A novel UNC93B1 gain-of-function mutation leads to TLR7 and TLR8 hyperactivation and systemic lupus erythematosus

Abstract

Dysfunctions in nucleic acid-sensing Toll-like receptors (TLRs) disrupt nucleic acid tolerance, leading to systemic lupus erythematosus (SLE). Here, we report a novel homozygous gain-of-function p.R95L mutation in the TLR chaperone protein UNC93B1 in an SLE patient. Bulk and single-cell transcriptional analysis of the patient's peripheral blood mononuclear cells (PBMCs) revealed significantly elevated inflammation in T cells and myeloid cells due to enhanced dendritic cells function. The UNC93B1 R95L mutation leads to hyperactivation of TLR7/8, but not TLR3/9, upon stimulation with specific agonists in vitro.

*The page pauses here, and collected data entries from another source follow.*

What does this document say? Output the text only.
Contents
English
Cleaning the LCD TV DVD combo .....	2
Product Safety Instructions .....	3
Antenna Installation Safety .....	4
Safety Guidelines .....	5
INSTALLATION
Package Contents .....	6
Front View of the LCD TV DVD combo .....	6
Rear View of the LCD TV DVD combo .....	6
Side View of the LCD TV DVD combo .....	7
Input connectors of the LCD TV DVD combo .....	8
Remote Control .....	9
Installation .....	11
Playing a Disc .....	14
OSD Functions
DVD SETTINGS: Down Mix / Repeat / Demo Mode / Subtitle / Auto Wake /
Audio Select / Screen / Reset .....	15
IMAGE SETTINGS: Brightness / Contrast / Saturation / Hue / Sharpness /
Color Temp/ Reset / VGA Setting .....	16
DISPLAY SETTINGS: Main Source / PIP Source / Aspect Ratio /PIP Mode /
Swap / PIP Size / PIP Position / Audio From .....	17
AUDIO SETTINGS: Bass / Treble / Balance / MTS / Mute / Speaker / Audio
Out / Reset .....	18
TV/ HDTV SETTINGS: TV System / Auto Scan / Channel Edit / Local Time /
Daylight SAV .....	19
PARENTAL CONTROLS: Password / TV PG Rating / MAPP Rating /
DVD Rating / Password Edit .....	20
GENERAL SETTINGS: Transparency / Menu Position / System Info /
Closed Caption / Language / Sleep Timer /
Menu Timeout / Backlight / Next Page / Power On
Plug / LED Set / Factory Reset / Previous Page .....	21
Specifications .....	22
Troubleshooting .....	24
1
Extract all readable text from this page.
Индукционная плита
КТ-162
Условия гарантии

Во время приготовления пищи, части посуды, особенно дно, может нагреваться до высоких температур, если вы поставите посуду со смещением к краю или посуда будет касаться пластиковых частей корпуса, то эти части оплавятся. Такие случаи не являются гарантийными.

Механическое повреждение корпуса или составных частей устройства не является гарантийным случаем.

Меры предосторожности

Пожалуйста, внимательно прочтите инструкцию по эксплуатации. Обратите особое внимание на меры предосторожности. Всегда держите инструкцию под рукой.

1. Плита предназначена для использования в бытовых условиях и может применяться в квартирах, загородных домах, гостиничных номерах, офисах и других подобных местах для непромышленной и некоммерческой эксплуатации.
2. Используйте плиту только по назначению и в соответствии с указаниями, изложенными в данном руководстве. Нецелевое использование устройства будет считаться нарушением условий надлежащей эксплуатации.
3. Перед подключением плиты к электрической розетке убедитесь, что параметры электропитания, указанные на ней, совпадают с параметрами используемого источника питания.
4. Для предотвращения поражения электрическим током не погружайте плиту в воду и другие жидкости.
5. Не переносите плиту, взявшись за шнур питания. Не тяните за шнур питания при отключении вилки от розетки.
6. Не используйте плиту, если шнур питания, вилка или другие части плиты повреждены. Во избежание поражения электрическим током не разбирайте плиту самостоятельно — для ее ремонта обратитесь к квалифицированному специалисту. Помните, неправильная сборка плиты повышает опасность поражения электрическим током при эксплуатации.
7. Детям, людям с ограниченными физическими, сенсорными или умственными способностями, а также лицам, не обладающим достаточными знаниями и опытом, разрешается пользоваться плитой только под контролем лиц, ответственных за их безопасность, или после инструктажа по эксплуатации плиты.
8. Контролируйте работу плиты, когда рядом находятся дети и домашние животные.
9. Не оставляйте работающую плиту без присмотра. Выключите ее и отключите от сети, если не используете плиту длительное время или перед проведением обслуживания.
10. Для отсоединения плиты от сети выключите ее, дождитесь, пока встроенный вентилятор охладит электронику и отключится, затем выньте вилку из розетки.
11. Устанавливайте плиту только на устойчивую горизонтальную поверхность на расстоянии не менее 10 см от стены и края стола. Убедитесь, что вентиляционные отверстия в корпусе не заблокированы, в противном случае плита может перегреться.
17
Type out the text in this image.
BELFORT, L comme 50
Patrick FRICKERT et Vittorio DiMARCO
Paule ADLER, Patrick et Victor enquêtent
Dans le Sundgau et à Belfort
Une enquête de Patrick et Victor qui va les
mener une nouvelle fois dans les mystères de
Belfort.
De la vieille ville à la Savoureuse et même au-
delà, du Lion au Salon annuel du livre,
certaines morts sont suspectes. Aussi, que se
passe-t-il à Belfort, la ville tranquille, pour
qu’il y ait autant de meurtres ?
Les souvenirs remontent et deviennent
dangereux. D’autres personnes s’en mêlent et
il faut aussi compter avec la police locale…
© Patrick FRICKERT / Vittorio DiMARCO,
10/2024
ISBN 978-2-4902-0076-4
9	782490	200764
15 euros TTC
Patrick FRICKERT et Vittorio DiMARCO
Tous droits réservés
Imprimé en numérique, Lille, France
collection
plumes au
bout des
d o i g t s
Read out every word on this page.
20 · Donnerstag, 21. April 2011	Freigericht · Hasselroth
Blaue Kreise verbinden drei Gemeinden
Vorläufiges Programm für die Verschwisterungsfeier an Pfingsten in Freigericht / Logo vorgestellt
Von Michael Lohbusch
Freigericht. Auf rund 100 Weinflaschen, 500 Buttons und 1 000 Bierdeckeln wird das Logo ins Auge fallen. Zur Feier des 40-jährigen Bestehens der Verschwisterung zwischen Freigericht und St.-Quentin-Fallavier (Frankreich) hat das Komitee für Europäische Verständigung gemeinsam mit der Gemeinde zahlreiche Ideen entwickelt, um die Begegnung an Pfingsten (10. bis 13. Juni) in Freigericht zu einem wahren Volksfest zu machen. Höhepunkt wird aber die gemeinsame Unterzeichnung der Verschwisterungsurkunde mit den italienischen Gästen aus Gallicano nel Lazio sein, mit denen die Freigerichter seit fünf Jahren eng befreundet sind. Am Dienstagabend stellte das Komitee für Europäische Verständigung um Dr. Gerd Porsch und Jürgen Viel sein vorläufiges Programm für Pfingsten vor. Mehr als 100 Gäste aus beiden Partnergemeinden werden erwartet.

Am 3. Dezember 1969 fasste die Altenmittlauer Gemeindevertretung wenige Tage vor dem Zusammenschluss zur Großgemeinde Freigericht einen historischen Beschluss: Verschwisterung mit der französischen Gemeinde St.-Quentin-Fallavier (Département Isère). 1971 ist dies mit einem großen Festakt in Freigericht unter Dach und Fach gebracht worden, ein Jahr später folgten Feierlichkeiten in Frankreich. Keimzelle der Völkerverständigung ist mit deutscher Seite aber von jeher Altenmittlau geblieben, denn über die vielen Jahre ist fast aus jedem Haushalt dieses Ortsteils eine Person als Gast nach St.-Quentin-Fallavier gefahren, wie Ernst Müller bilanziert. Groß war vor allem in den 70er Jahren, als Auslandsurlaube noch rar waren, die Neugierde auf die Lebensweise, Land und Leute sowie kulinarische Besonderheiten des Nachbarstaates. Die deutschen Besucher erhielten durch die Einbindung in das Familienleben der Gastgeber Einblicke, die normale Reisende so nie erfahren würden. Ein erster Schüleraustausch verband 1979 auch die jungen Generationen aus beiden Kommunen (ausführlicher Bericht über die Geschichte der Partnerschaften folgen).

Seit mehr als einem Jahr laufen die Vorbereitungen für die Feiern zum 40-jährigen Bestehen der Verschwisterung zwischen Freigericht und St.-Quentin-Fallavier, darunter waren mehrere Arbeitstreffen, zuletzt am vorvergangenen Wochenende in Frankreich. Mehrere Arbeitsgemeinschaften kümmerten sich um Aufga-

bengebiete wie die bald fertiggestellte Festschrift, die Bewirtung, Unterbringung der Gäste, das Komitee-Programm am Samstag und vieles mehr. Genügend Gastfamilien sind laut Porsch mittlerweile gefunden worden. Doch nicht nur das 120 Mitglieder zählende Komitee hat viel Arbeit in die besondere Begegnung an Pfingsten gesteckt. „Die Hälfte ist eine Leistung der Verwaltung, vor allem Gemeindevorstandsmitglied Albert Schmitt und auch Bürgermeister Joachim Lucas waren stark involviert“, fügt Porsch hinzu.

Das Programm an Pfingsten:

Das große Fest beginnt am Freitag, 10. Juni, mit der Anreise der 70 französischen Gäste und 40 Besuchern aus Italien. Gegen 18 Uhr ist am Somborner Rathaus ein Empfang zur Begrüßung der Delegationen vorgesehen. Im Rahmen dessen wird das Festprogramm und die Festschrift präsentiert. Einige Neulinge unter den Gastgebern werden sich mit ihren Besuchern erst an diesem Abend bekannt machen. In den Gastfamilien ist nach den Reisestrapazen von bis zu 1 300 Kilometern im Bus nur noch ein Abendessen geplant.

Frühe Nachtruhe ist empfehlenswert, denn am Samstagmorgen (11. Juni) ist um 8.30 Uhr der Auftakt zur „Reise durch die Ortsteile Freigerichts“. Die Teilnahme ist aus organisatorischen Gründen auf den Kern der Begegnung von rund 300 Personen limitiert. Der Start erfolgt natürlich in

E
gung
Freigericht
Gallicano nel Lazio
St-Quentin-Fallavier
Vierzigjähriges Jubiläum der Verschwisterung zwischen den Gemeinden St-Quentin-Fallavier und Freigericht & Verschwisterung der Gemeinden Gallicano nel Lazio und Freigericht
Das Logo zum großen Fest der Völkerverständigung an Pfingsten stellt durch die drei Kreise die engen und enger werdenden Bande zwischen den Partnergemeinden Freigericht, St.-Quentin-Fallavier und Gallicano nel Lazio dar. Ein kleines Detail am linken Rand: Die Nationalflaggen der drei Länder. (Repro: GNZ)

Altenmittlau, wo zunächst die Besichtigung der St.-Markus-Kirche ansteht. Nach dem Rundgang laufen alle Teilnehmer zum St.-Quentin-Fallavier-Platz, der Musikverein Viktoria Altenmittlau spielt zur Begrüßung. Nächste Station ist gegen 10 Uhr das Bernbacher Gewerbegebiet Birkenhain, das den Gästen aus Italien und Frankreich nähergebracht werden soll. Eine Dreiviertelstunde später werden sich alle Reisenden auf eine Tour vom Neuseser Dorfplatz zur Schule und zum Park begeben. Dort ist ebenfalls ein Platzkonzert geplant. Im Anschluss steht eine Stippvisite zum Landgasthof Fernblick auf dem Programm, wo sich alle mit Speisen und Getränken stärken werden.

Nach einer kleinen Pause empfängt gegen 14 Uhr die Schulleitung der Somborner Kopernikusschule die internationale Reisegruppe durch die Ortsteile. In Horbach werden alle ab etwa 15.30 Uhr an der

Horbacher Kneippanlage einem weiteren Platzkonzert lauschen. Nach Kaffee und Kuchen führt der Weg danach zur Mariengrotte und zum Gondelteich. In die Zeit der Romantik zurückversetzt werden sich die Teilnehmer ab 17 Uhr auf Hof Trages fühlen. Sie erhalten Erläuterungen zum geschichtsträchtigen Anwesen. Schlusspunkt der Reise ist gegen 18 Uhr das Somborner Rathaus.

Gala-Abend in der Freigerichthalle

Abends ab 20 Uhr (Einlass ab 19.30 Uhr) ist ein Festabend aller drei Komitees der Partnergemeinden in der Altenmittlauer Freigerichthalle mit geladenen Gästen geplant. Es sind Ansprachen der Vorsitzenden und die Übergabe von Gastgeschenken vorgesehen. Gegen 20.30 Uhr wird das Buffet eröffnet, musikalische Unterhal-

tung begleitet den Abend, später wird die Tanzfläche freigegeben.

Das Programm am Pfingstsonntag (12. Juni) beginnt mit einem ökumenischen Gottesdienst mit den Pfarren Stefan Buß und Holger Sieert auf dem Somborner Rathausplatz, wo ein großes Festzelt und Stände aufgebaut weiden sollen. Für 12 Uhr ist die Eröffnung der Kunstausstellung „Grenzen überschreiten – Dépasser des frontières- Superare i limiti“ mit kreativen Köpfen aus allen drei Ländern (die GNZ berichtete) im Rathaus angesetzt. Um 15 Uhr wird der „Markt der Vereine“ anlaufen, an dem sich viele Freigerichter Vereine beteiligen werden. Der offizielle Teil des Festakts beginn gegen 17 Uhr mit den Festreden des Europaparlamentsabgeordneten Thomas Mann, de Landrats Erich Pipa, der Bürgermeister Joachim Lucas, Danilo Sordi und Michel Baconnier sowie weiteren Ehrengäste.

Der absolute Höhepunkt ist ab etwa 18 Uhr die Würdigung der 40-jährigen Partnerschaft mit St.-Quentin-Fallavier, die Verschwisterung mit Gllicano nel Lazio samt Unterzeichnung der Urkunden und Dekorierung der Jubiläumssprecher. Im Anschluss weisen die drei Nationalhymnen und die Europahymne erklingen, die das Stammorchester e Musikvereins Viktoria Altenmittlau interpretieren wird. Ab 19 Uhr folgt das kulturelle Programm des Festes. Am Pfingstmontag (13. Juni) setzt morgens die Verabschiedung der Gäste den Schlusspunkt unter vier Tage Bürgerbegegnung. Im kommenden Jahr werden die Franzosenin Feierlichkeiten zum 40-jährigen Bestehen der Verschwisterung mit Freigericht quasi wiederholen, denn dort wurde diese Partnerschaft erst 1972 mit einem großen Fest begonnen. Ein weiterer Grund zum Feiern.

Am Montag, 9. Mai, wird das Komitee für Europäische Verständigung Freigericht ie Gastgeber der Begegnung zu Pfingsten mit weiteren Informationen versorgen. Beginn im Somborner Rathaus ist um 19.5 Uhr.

Transgenic Unc93b1R95L/R95L mice develop inflammatory and autoimmune phenotypes, and the upregulation of inflammatory signaling differs among organs, with a specific contribution of malfunctioned T cells and B cells. In human and mouse cell lines, the UNC93B1 R95L mutation promotes TLR7/8 signaling by enhancing its binding to ssRNA, without affecting TLR7/8 translocation. Overall, our results elucidate the pathology of organs and the immunological profiles of immune cell populations in the development of SLE caused by the UNC93B1 R95L mutation through the TLR7/8 axis.